Primary Supervisor: Professor Sarah Newbury, Professor of RNA Biology, Brighton and Sussex Medical School, University of Sussex
Second Supervisor: Professor Mark Smales, Professor of Industrial Biotechnology, School of Biosciences, University of Kent
Survival of cells and organisms in an external environment requires them to reprogramme their cellular pathways to adapt to these stress conditions. During severe stresses such as starvation, cells normally shut down protein synthesis and reduce cell proliferation so as to conserve energy while awaiting the return of normal conditions. In the industrial context, it would be of great economic advantage to be able to grow cells producing medically important proteins under nutrient-poor or nutrient-depleted conditions. We have recently discovered that depletion of the exoribonuclease DIS3L2, in Drosophila and human cells, greatly enhances their growth under starvation conditions and increases protein translation. These results provide the prospect of a novel solution to maximising production of bioactive proteins under nutrient-poor growth conditions. In addition, analysis of the novel stress resistance pathways controlled by DIS3L2 will have implications for understanding DIS3L2-related human diseases such as Wilms’ tumour.

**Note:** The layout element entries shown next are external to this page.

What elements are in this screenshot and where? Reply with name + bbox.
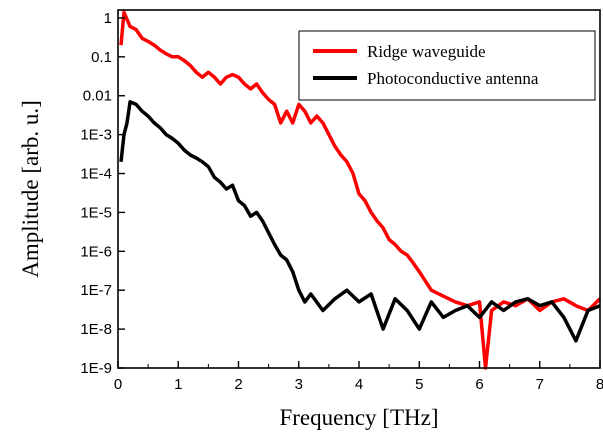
legend: Ridge waveguide Photoconductive antenna bbox=[298, 30, 596, 101]
legend-label-ridge-waveguide: Ridge waveguide bbox=[367, 42, 486, 61]
y-tick-label-9: 1E-9 bbox=[80, 360, 112, 377]
y-tick-label-7: 1E-7 bbox=[80, 282, 112, 299]
x-tick-label-5: 5 bbox=[415, 376, 423, 393]
y-tick-label-2: 0.01 bbox=[83, 88, 112, 105]
x-axis-label: Frequency [THz] bbox=[279, 405, 438, 430]
x-tick-label-6: 6 bbox=[475, 376, 483, 393]
legend-label-photoconductive-antenna: Photoconductive antenna bbox=[367, 69, 539, 88]
y-tick-label-6: 1E-6 bbox=[80, 243, 112, 260]
x-tick-label-3: 3 bbox=[295, 376, 303, 393]
legend-box bbox=[298, 30, 596, 101]
y-tick-label-1: 0.1 bbox=[91, 49, 112, 66]
series-line-photoconductive-antenna bbox=[119, 100, 601, 343]
y-tick-label-3: 1E-3 bbox=[80, 127, 112, 144]
y-tick-label-0: 1 bbox=[104, 10, 112, 27]
tick-layer: 0 1 2 3 4 5 6 7 8 1 0.1 0.01 1E-3 1E-4 1E-5 1E-6 1E-7 1E-… bbox=[80, 10, 603, 393]
x-tick-label-2: 2 bbox=[234, 376, 242, 393]
y-tick-label-5: 1E-5 bbox=[80, 204, 112, 221]
y-tick-label-8: 1E-8 bbox=[80, 321, 112, 338]
x-tick-label-7: 7 bbox=[536, 376, 544, 393]
series-line-ridge-waveguide bbox=[119, 10, 602, 370]
y-tick-label-4: 1E-4 bbox=[80, 166, 112, 183]
y-axis-label: Amplitude [arb. u.] bbox=[18, 100, 43, 278]
x-tick-label-0: 0 bbox=[114, 376, 122, 393]
x-tick-label-8: 8 bbox=[596, 376, 603, 393]
series-layer bbox=[119, 10, 602, 370]
x-tick-label-4: 4 bbox=[355, 376, 363, 393]
x-tick-label-1: 1 bbox=[174, 376, 182, 393]
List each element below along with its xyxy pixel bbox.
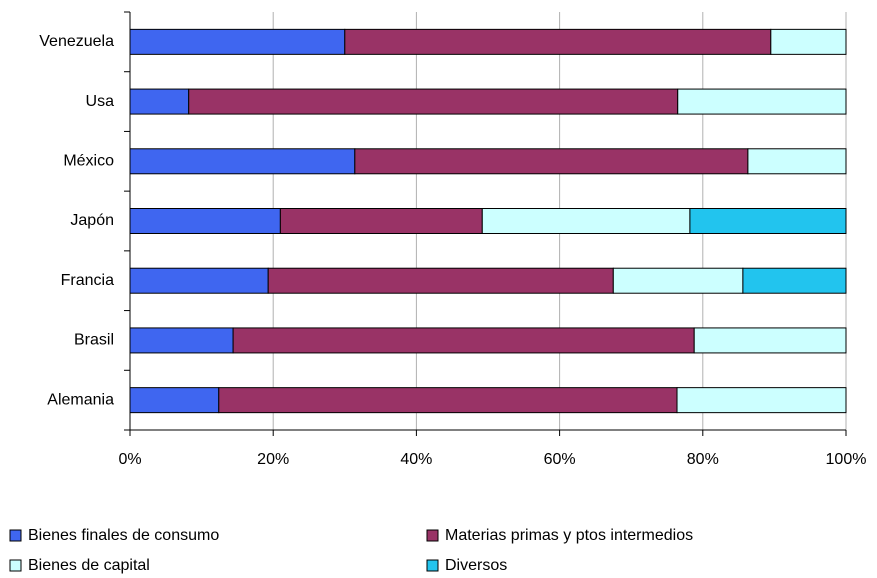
bar-segment bbox=[612, 267, 744, 294]
legend-swatch bbox=[426, 529, 439, 542]
bar-segment bbox=[129, 88, 190, 115]
bar-segment bbox=[129, 327, 234, 354]
bar-segment bbox=[742, 267, 847, 294]
bar-segment bbox=[676, 387, 847, 414]
bar-segment bbox=[481, 208, 691, 234]
bar-segment bbox=[689, 208, 847, 234]
bar-segment bbox=[354, 148, 749, 175]
bar-segment bbox=[129, 267, 269, 294]
bar-segment bbox=[747, 148, 847, 175]
y-tick-label: Japón bbox=[70, 212, 114, 229]
x-tick-label: 100% bbox=[826, 451, 867, 468]
bar-segment bbox=[188, 88, 679, 115]
y-tick-label: Venezuela bbox=[39, 33, 114, 50]
bar-segment bbox=[129, 387, 220, 414]
x-tick-label: 0% bbox=[118, 451, 141, 468]
legend-swatch bbox=[426, 559, 439, 572]
x-tick-label: 60% bbox=[544, 451, 576, 468]
bar-segment bbox=[129, 28, 346, 55]
x-tick-label: 20% bbox=[257, 451, 289, 468]
legend-label: Materias primas y ptos intermedios bbox=[445, 527, 693, 544]
x-tick-label: 80% bbox=[687, 451, 719, 468]
x-tick-label: 40% bbox=[400, 451, 432, 468]
legend-label: Bienes finales de consumo bbox=[28, 527, 219, 544]
bar-segment bbox=[677, 88, 847, 115]
bar-segment bbox=[129, 208, 281, 234]
y-tick-label: Brasil bbox=[74, 332, 114, 349]
y-tick-label: Alemania bbox=[47, 391, 114, 408]
legend-label: Bienes de capital bbox=[28, 557, 150, 574]
y-tick-label: Usa bbox=[86, 93, 115, 110]
y-tick-label: Francia bbox=[61, 272, 114, 289]
bar-segment bbox=[218, 387, 678, 414]
legend-label: Diversos bbox=[445, 557, 507, 574]
bar-segment bbox=[129, 148, 356, 175]
bar-segment bbox=[232, 327, 695, 354]
bar-segment bbox=[279, 208, 483, 234]
legend-swatch bbox=[9, 529, 22, 542]
bar-segment bbox=[770, 28, 847, 55]
bar-segment bbox=[267, 267, 614, 294]
bar-segment bbox=[693, 327, 847, 354]
legend-swatch bbox=[9, 559, 22, 572]
y-tick-label: México bbox=[63, 153, 114, 170]
bar-segment bbox=[344, 28, 772, 55]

The aim of this project is to manipulate the expression levels of DIS3L2 in human cell lines to develop a novel cell line which can grow and produce bioactive proteins under nutrient-poor conditions. A range of human cell lines already being used for the production of medically important peptides/proteins (e.g. HEK293 cells) will be screened, firstly by DIS3L2 RNAi and then by CRISPR, to assess their proliferation under nutrient-deficient conditions. Protein production of relevant medically important proteins (e.g. the monoclonal antibody Trastuzumab) from the DIS3L2 mutant cells will also be assessed. To optimise translation in these cells, the student will analyse relevant cellular mechanisms using a range of approaches such as transcriptomic analyses, polysome profiling/ribo-seq, Western blotting and extracellular vesicle trafficking analyses. The project will lead to a new understanding of the cellular response to starvation from the perspective of RNA stability, which has general relevance to cellular metabolism, tissue growth and human disease.